Bu durumda mağdur hakkını dilerse terkeder. Daha uygun olanı da, külli üzere
bırakmış olmak için terki olmaktadır. Yüce Allah: "Ama sabredip
bağışlayanın işi, işte bu azmedilmeye değer işlerdendir"[Şura 43];
"Ama kim affeder ve barışırsa, onun ecri Allah'a aittir"[Şura 40]

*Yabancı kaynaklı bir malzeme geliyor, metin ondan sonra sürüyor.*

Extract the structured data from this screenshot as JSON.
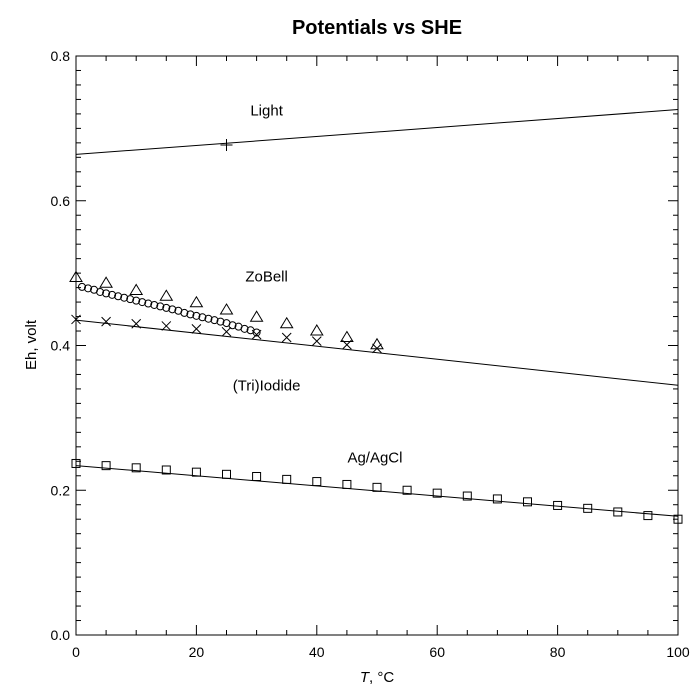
{
  "chart_data": {
    "type": "scatter",
    "title": "Potentials vs SHE",
    "xlabel": "T, °C",
    "xlabel_var": "T",
    "xlabel_rest": ", °C",
    "ylabel": "Eh, volt",
    "xlim": [
      0,
      100
    ],
    "ylim": [
      0.0,
      0.8
    ],
    "x_ticks": [
      "0",
      "20",
      "40",
      "60",
      "80",
      "100"
    ],
    "y_ticks": [
      "0.0",
      "0.2",
      "0.4",
      "0.6",
      "0.8"
    ],
    "grid": false,
    "annotations": [
      {
        "text": "Light",
        "x": 30,
        "y": 0.725
      },
      {
        "text": "ZoBell",
        "x": 30,
        "y": 0.495
      },
      {
        "text": "(Tri)Iodide",
        "x": 30,
        "y": 0.345
      },
      {
        "text": "Ag/AgCl",
        "x": 48,
        "y": 0.245
      }
    ],
    "lines": [
      {
        "label": "Light",
        "x": [
          0,
          100
        ],
        "y": [
          0.664,
          0.726
        ]
      },
      {
        "label": "(Tri)Iodide",
        "x": [
          0,
          100
        ],
        "y": [
          0.435,
          0.345
        ]
      },
      {
        "label": "Ag/AgCl",
        "x": [
          0,
          100
        ],
        "y": [
          0.234,
          0.164
        ]
      }
    ],
    "series": [
      {
        "marker": "plus",
        "x": [
          25
        ],
        "y": [
          0.677
        ]
      },
      {
        "marker": "triangle",
        "x": [
          0,
          5,
          10,
          15,
          20,
          25,
          30,
          35,
          40,
          45,
          50
        ],
        "y": [
          0.494,
          0.486,
          0.476,
          0.468,
          0.459,
          0.449,
          0.439,
          0.43,
          0.42,
          0.411,
          0.401
        ]
      },
      {
        "marker": "circle",
        "x": [
          1,
          2,
          3,
          4,
          5,
          6,
          7,
          8,
          9,
          10,
          11,
          12,
          13,
          14,
          15,
          16,
          17,
          18,
          19,
          20,
          21,
          22,
          23,
          24,
          25,
          26,
          27,
          28,
          29,
          30
        ],
        "y": [
          0.481,
          0.479,
          0.477,
          0.474,
          0.472,
          0.47,
          0.468,
          0.466,
          0.464,
          0.462,
          0.46,
          0.458,
          0.456,
          0.454,
          0.452,
          0.45,
          0.448,
          0.445,
          0.443,
          0.441,
          0.439,
          0.437,
          0.435,
          0.433,
          0.431,
          0.428,
          0.426,
          0.423,
          0.421,
          0.418
        ]
      },
      {
        "marker": "x",
        "x": [
          0,
          5,
          10,
          15,
          20,
          25,
          30,
          35,
          40,
          45,
          50
        ],
        "y": [
          0.436,
          0.433,
          0.43,
          0.427,
          0.423,
          0.419,
          0.415,
          0.411,
          0.406,
          0.401,
          0.396
        ]
      },
      {
        "marker": "square",
        "x": [
          0,
          5,
          10,
          15,
          20,
          25,
          30,
          35,
          40,
          45,
          50,
          55,
          60,
          65,
          70,
          75,
          80,
          85,
          90,
          95,
          100
        ],
        "y": [
          0.237,
          0.234,
          0.231,
          0.228,
          0.225,
          0.222,
          0.219,
          0.215,
          0.212,
          0.208,
          0.204,
          0.2,
          0.196,
          0.192,
          0.188,
          0.184,
          0.179,
          0.175,
          0.17,
          0.165,
          0.16
        ]
      }
    ]
  }
}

buyurur. Bunun izahı şöyle: Kısas ve diyet, mağdurun canına ve bedenine ait
masIahatların ortadan kalkması karşılığında bir telafi olmaktadır; çünkü
bunlarda bulunan Allah hakkı ortadan kalkmış ve telafisi imkansız bir hal
almıştır. Fıkhi konularda zikredilen tafsilat üzere tedaviye kalkışılması vacip
olmaması halinde hasta olmayanı hasta etmek, kendinden vacip olmayan zalimi
uzaklaştırmak gibi konularda olduğu gibi ortadan kaldırılması mümkün olanlardan
meydana gelen şeylerde de durum aynıdır. Mala gelince, o da aynı tarz üzere
caridir. Çünkü hakkın kul için olduğu belirdiği zaman, onun o hakkını düşürme
yetkisi bulunacaktır. Allah Teala: "Borçlu darda ise, eli genişleyinceye
kadar ona mühlet verin. Bilmiş olsanız borcu bağışlamanız sizin için daha hayırlıdır"[Bakara
280] buyurmuştur. Ancak kişinin elinde malolur ve onun üzerinde şer'an mübah
kılınmış bir maksat doğrultusunda olmaksızın bir tasarrufta bulunmak ya da onu
itlaf etmek isterse, buna yetkisi yoktur. Bu kabilden olan diğer hususlarda da
durum aynıdır. Helalin haram, haramın da hel al kılınması vb. Allah haklarından
olmaktadır. Çünkü bu yeniden bir teşri (hüküm koyma), insanları gereği ile
icbar edecek şer'i külli bir esasın inşası demektir; halbuki onların buna
yetkileri yoktur. Zira birşeyin helal ya da haram kılınmasına esas olan, o
şeyin güzellik ve çirkinliğinin tesbiti, akıl yoluyla olmamaktadır. Bu durumda
yapılan şey, Allah'tan başkası için bir pay bulunmayan bir alanda taşkınlıktan
başka birşey değildir, haddi aşmadır. Bu yüzden, bu gibi konularda hiçbir
kimsenin seçim hakkı bulunmamaktadır.
SORU: Daha önce, her kul
hakkına mutlaka Allah hakkının da bir taalluku bulunduğu ve neticede içerisinde
Allah hakkı bulunmayan hiçbir kul hakkının olmadığı geçmişti. Bu durumda kulun
kendisine nisbet edilen hakkını düşürme yetkisinin bulunmaması gerekir. Bu
izahtan sonra kulun tercihine bırakılmış bulunan hiçbir hak kalmaz. Sonuç
olarak da kul hakkı gider ve geriye sadece bir kısım hak (yani Allah hakkı)
kalır.
CEVAP: İşte bu tek kısım
iki kısma bölünmüş olmaktadır; çünkü kul hakkı olan şeyin haklı ğı Şari'in
tanıması sonucu olmuştur; yoksa esastan kulona müstahak değildir. Bu husus bu
kitapta daha önce genişçe ele alınmıştı. İşte bu noktadan hareketledir ki, hem
kul hakkından, hem de Allah hakkından söz etmek mümkün olmuştur.
Sırf Allah hakkı olan
şeylere gelince, kulun onlar karşısında herhangi bir tavır göstermesi sözkonusu
değildir.
Kul haklarına gelince,
kulu!). bu gibi haklarda -Allah'ın kendisine verdiği yetkiye dayanarak- tercih
hakkı bulunmaktadır ve bu yetkiyi müstakil olarak kendi iradesinden almış
değildir. Az önce verilen izahlardan, kulun kendisine ait haklarda kısmen
muhayyer kılındığı ortaya çıkmış bulunmaktadır. Bu konuda helalolmak kaydıyla
yiyecek, içecek ve giyecek türleri arasında bir tercihte bulunabilmesi; keza
alış-veriş, muamelat, hak davasında bulunma gibi konularda seçim yapması delil
olarak yeterli olmaktadır. Kulun bu gibi hakları düşürme yetkisi olduğu gibi
bunlar karşılığında bir bedel alma, elinde bulunan şeyler üzerinde -eğer
tasarrufu alışılmamış tür ve şekilden değilse- herhangi bir kısıtlılığa
uğratılmaksızın tasarrufta bulunma hakkı da bulunmaktadır. Burada bütün mesele,
Allah hakkı ile kul hakkı arasını ayırabilmektedir. Bu hususa bu kitabın üçüncü
nev'inin sonunda işaret edilmişti. Allah'a hamdolsun!